“O que o rei não viu”: música popular e nacionalidade no Rio de Janeiro da Primeira República* Letícia Vidor de Sousa Reis
Resumo Neste artigo, por meio do acompanhamento do processo de legitimação do samba carioca durante as três primeiras décadas do século XX, a autora investiga de que maneira esse ritmo deixa, paulatinamente, os redutos negros e vai se firmando como nacional. Tal processo foi conflituoso e ambíguo por estar vinculado ao reconhecimento social do negro no Brasil. Dessa forma, se o ritmo fruído era o mesmo, seus significados e usos eram diversos. Observa-se, então, uma cisão na sensibilidade estética das elites do período no que se refere à essa música popular, o que provocará uma oscilação entre o elogio e o repúdio à mesma. Esta dupla perspectiva relaciona-se a um dos grandes dilemas dos intelectuais e governantes da época quanto à constituição do corpo político da Primeira República. Se, de um lado, os critérios darwinistas sociais eram um empecilho à plena incorporação do negro à esfera pública, de outro lado, as tradições culturais negras, preteridas como sinal de “decadência”, eram já parte constituinte da expressão do nacional. Finalmente, investiga como esse dilema se traduziu na infrutífera tentativa de criação de uma simbologia popular por parte da jovem República, em busca de sua legitimidade política.

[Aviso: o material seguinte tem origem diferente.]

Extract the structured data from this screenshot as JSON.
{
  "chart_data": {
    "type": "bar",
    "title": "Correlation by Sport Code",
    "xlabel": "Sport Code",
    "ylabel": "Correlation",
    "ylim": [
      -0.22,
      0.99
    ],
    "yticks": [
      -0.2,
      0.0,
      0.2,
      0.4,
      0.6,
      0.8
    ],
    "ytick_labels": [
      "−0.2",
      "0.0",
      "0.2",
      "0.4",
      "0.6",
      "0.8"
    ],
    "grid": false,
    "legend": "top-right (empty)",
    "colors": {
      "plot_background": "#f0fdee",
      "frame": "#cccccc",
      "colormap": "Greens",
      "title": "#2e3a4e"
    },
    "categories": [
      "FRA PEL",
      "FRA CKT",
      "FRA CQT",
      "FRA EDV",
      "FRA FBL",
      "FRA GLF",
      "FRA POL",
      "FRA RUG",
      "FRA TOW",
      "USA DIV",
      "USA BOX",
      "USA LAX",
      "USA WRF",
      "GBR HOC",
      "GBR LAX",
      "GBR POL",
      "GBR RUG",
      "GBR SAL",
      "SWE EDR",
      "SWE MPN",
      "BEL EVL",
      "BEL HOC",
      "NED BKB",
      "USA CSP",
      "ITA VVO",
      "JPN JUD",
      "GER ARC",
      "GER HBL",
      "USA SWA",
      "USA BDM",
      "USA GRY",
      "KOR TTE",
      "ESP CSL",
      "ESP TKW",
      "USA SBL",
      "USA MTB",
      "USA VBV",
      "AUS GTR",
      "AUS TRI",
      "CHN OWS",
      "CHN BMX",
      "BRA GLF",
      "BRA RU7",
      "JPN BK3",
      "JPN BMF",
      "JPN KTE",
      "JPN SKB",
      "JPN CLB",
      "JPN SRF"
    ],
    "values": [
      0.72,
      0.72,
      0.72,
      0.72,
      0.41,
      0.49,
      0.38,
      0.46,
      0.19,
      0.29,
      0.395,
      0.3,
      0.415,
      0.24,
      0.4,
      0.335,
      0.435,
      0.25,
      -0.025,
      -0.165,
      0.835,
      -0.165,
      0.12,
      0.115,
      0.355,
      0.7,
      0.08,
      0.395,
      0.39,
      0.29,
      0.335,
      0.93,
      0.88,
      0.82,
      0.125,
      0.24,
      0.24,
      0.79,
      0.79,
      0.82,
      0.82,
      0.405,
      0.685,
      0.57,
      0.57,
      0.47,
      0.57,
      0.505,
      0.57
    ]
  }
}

* Esse artigo é uma versão modificada de parte de minha tese de doutorado intitulada “Na batucada da vida: samba e política no Rio de Janeiro (1889-1930)”, defendida em 1999 junto ao Programa de Pós-Graduação em Antropologia Social da Faculdade de Filosofia, Letras e Ciências Humanas da Universidade de São Paulo, sob orientação da Profa Dra Paula Montero.